Precursor mass prediction by clustering ionization products in LC-MS-based metabolomics

Liquid chromatography-mass spectrometry (LC-MS) is becoming the dominant technology in metabolomics, involving the comprehensive analysis of small molecules in biological systems. However, its use is still limited mainly by challenges in global high-throughput identification of metabolites: LC-MS data is highly complex, particularly due to the formation of multiple ionization products from individual metabolites. To address the limitation in metabolite identification, we developed a principled approach, designed to exploit the multi-dimensional information hidden in the data. The workflow first clusters candidate ionization products of the same metabolite together which typically have similar retention time, then searches for mass relationships among them in order to determine their ion types and metabolite identity.
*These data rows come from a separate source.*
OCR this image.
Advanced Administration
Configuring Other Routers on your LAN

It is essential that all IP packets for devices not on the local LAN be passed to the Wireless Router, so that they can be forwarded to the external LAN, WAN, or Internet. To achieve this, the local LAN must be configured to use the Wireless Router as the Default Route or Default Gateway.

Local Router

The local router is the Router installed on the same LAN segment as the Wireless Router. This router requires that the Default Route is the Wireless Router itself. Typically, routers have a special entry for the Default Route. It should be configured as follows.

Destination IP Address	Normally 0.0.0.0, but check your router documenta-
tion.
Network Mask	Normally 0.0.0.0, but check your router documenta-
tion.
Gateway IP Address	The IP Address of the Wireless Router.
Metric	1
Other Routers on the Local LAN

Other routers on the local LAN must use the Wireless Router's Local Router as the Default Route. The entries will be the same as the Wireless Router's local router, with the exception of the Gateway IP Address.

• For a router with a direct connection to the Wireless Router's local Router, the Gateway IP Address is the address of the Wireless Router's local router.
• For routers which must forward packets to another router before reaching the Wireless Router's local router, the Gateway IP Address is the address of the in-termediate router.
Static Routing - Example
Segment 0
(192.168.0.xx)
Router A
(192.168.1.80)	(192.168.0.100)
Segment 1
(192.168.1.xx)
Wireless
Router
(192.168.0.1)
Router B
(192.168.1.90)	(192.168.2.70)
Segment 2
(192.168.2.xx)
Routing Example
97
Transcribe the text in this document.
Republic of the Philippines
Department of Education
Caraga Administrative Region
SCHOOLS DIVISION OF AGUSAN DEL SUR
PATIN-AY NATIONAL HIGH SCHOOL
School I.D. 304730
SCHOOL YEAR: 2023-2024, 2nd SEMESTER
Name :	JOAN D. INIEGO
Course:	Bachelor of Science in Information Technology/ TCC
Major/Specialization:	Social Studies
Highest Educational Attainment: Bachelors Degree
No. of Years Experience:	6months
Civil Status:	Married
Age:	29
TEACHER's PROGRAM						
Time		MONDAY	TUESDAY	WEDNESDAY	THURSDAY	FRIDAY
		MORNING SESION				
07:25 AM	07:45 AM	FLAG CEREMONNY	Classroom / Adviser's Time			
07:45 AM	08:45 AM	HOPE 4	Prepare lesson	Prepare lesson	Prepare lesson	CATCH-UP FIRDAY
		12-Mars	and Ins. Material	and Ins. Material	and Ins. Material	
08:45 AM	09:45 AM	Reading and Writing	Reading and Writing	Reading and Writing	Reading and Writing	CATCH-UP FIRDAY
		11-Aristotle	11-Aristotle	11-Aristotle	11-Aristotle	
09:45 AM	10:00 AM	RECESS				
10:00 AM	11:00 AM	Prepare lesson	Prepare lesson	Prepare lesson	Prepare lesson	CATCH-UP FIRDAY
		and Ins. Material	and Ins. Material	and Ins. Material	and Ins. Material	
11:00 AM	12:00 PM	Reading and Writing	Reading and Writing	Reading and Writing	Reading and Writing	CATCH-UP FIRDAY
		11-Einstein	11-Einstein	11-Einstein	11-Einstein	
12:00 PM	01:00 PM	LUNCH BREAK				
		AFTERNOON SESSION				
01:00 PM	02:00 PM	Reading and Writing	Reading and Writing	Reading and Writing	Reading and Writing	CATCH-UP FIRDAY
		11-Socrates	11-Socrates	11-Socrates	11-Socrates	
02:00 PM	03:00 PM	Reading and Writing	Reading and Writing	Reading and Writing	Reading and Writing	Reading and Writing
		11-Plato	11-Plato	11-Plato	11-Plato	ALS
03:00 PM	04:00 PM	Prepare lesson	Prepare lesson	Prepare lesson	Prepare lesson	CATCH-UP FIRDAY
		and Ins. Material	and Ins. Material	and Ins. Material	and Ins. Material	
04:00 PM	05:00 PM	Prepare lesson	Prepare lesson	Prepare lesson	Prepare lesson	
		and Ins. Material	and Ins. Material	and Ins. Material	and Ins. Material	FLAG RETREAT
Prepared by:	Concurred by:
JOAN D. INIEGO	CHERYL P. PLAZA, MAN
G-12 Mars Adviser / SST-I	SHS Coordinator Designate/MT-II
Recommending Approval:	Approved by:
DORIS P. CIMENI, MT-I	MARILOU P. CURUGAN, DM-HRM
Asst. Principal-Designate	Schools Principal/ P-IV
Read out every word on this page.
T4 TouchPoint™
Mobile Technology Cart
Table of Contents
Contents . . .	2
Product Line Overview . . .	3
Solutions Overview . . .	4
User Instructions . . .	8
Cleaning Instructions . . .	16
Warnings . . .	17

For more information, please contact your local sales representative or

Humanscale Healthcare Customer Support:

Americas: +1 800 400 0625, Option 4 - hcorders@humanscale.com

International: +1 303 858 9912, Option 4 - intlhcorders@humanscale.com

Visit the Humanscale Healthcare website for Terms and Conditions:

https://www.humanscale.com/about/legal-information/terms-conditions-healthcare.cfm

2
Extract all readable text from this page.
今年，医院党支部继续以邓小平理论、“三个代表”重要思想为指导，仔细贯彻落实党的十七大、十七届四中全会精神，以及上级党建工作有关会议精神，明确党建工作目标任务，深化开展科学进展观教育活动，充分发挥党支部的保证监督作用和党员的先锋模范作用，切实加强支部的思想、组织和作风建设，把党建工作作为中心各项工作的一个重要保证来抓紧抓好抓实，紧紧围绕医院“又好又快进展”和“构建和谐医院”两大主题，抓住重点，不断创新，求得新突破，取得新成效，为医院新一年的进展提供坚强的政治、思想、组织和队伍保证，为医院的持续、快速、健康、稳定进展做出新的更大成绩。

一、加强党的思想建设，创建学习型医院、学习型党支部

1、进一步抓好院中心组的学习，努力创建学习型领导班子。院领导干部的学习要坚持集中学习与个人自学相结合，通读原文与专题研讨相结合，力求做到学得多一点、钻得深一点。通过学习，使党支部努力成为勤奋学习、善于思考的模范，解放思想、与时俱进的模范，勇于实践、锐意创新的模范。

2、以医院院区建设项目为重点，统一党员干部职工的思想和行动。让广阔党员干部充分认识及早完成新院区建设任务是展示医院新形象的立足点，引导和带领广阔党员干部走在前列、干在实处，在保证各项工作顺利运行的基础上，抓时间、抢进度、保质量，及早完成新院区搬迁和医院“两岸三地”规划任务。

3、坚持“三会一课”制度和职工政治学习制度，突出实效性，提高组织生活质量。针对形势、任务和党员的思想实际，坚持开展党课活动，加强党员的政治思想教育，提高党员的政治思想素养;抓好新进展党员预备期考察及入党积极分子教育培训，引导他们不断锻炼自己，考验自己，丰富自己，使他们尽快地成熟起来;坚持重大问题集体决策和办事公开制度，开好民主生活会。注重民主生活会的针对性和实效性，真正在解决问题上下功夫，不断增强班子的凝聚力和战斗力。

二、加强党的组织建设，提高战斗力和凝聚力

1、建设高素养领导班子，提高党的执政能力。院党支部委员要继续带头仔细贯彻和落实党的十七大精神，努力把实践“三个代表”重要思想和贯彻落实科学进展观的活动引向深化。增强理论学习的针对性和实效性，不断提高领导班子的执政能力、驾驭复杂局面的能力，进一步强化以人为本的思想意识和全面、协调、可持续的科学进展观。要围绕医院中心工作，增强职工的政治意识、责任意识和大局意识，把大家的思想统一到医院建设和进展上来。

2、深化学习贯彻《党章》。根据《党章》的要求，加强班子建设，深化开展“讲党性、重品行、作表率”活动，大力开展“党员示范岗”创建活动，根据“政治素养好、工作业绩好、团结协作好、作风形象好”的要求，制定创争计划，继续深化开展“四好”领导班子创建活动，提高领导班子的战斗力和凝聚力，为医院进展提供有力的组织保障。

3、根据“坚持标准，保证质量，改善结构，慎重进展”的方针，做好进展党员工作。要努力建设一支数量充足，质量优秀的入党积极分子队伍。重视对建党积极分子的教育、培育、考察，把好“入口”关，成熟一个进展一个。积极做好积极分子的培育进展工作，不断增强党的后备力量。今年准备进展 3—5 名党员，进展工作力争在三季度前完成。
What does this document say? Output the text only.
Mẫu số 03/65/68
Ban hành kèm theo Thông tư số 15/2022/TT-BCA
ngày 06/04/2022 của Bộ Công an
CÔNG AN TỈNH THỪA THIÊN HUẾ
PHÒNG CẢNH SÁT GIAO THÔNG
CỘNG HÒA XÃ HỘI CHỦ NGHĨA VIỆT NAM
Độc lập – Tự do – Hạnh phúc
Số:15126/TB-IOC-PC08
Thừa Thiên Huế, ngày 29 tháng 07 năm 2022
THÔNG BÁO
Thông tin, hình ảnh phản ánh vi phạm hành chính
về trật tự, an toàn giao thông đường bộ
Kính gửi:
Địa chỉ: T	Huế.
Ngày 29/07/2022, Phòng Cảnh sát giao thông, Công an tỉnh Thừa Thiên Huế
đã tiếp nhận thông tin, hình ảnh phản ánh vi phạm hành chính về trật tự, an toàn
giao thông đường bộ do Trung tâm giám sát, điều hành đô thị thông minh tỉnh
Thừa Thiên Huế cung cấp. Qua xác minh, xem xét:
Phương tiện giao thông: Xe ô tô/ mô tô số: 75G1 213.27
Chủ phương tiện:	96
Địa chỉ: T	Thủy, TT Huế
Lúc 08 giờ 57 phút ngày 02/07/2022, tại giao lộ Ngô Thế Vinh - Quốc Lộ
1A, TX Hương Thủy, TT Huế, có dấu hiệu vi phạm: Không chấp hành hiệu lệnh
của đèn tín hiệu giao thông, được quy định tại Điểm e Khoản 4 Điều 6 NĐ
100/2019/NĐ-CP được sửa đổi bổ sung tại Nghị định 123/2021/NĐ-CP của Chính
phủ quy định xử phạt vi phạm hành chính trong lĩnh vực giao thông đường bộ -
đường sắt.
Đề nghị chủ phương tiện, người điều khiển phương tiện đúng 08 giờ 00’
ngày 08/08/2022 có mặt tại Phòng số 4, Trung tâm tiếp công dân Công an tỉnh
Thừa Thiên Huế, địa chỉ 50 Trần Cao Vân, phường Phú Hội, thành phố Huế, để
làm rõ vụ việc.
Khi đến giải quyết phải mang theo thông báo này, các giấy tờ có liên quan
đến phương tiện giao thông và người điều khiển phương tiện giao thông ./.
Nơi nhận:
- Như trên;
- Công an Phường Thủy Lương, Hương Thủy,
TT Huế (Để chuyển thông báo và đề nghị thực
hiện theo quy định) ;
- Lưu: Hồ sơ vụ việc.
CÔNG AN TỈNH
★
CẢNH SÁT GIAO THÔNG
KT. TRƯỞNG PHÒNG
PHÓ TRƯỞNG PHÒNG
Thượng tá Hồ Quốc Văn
The robustness of our approach was demonstrated by its application to the LC-MS profiles of cell culture supernatant, which accurately predicted most of the known media components in the samples. Compared to conventional methods, our approach was able to generate significantly fewer candidate metabolites without missing out valid ones, thus reducing false-positive matches. Additionally, improved confidence in identification is achieved since each prediction comes with a probable combination of known ion types. Hence, our integrative workflow provides precursor mass predictions with high confidence by identifying various ionization products which account for a large proportion of detected peaks, thus minimizing false positives.